Asili e scuole tra i settori professionali più esposti al rischio Covid-19 nella Fase 2. Lo aveva indicato l’Inapp in un’apposita analisi su un paniere di 800 professioni, ad aprile. L’ha confermato l’Inail, alla vigilia del 1 maggio, pubblicando il primo report sulle infezioni di origine professionale dovute al nuovo coronavirus. Dei 28.381 contagi sul lavoro denunciati all’Inail tra la fine febbraio e il 21 aprile, infatti, il 4,6% riguarda l’istruzione.
In particolare il personale non qualificato del settore, come gli ausiliari e i bidelli. Una percentuale significativa se si considera che il 45,7% riguarda la categoria dei tecnici della salute (infermieri e fisioterapisti), seguita dagli operatori sociosanitari (18,9%), dai medici (14,2%) e dagli operatori socio-assistenziali (6,2%). «Informazioni», spiega il presidente dell’Inail Franco Bettoni, «utili per la prevenzione nella fase 2 dell’emergenza» appena iniziata. E che si inserisce nel dibattito sull’opportunità di riaprire a meno non solo le scuole, ma anche nidi ed asili. Tanto più che il periodo analizzato dall’Inail coincide con quello del lockdown, con asili e scuole chiusi.
Il dato dell’istituto di previdenza, di fatto, conferma quanto era emerso, ad aprile, nell’analisi dell’Inapp (istituto nazionale per l’analisi delle politiche pubbliche) sui settori professionali più esposti al rischio covid e su quelli che possono ripartire nella fase 2. Dalla classifica emerge che, «le figure professionali più esposte al rischio di infezioni e malattie, oltre al settore sanitario, si trovano nel settore dell’istruzione pre scolastica e degli asili nido, che mostrano i valori di rischio contatto più alto», illustra il presidente dell’Inapp Sebastiano Fadda. Lo studio fotografa per la prima volta il fenomeno, classificando le 800 professioni che appaiono rilevanti nel pianificare la Fase 2.
In particolare, tra i 10 settori con la maggiore esposizione del lavoratore a malattie e infezioni, quelli del comparto sanitario riportano i valori più alti. Tuttavia, un alto rischio è presente tra i settori dell’istruzione pre-scolastica e degli asili nido, che, al contrario del comparto sanità, figurano tra quelli che hanno temporaneamente interrotto la loro attività.
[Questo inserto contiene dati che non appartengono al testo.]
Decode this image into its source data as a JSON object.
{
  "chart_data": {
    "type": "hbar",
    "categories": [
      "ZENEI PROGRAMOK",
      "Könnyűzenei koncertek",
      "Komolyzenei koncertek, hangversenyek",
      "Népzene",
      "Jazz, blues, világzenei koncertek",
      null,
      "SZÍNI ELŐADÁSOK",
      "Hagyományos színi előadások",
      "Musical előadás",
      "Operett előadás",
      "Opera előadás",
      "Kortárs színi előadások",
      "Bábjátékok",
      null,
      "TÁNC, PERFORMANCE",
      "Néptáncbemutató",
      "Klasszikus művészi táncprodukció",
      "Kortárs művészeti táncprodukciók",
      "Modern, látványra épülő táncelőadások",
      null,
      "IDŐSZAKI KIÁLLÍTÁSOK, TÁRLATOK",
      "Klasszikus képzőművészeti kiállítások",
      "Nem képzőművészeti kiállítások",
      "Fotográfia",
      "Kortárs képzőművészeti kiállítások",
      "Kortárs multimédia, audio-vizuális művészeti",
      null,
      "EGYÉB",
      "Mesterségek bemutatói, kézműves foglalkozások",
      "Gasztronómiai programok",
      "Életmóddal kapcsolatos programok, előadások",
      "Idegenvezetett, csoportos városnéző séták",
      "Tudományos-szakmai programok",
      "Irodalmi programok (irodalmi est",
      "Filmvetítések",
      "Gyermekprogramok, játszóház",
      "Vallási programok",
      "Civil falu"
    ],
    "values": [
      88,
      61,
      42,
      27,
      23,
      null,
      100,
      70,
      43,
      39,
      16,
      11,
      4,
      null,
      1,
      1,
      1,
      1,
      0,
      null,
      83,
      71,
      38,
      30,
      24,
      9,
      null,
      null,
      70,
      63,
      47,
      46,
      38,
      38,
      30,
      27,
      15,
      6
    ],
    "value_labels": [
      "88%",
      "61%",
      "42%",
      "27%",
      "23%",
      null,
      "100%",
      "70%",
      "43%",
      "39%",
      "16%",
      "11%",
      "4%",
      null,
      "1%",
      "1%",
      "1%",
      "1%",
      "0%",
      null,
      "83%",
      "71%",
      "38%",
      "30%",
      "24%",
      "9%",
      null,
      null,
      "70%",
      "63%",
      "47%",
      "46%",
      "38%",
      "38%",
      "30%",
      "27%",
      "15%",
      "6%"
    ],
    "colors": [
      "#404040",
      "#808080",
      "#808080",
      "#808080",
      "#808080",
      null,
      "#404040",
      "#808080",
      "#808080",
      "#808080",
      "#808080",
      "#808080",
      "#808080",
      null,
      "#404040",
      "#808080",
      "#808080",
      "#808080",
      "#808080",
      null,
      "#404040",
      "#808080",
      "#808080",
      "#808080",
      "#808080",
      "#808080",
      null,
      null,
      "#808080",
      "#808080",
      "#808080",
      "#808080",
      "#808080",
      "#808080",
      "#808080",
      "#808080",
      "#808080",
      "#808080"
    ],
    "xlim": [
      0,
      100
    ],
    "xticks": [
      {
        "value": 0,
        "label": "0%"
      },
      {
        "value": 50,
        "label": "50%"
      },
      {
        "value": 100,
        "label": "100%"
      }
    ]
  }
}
Tra i primi 10 settori per rischio di prossimità (vicinanza richiesta nello svolgimento delle mansioni), infatti, la situazione si inverte, perché gli insegnati del settore prescolastico e degli asili nido riportano i due valori più alti, «senza per altro», precisa l’Inapp, «avere la stessa possibilità di proseguire il proprio lavoro da remoto come, invece, accade per i loro colleghi del comparto scuola primaria e secondaria e dell’università».
Tanto più che, analizzando in quali settori i lavoratori, per le caratteristiche della professione, hanno più possibilità di poter lavorare da remoto, emerge che l’istruzione e si colloca tra le ultime sei nella classifica con un indice di facilità a lavorare in queste modalità pari al 48,6: lo stesso delle attività artistiche, sportive, di intrattenimento, subito sopra ad agricoltura e pesca (46,4) e lontano dal 65,5 delle attività professionali, scientifiche e tecniche.
Infine, sia per i settori dell’istruzione prescolastica e dei nido sia per le altre professioni del comparto scuola pesa l’età media dei docenti italiani. Lo certifica l’Ocse che nel rapporto «Education at a glance» 2019 registra che in Italia c’è la quota più alta di insegnati ultra 50enni, il 59%. L’età media dei docenti italiani è 51 anni, contro i 44 anni della Spagna e i 41 della Francia. Una media, appunto. Con quote significative di ultra sessantenni. Ed il dossier dell’Inail segnala che l’età media dei lavoratori morti di covid è 58 anni.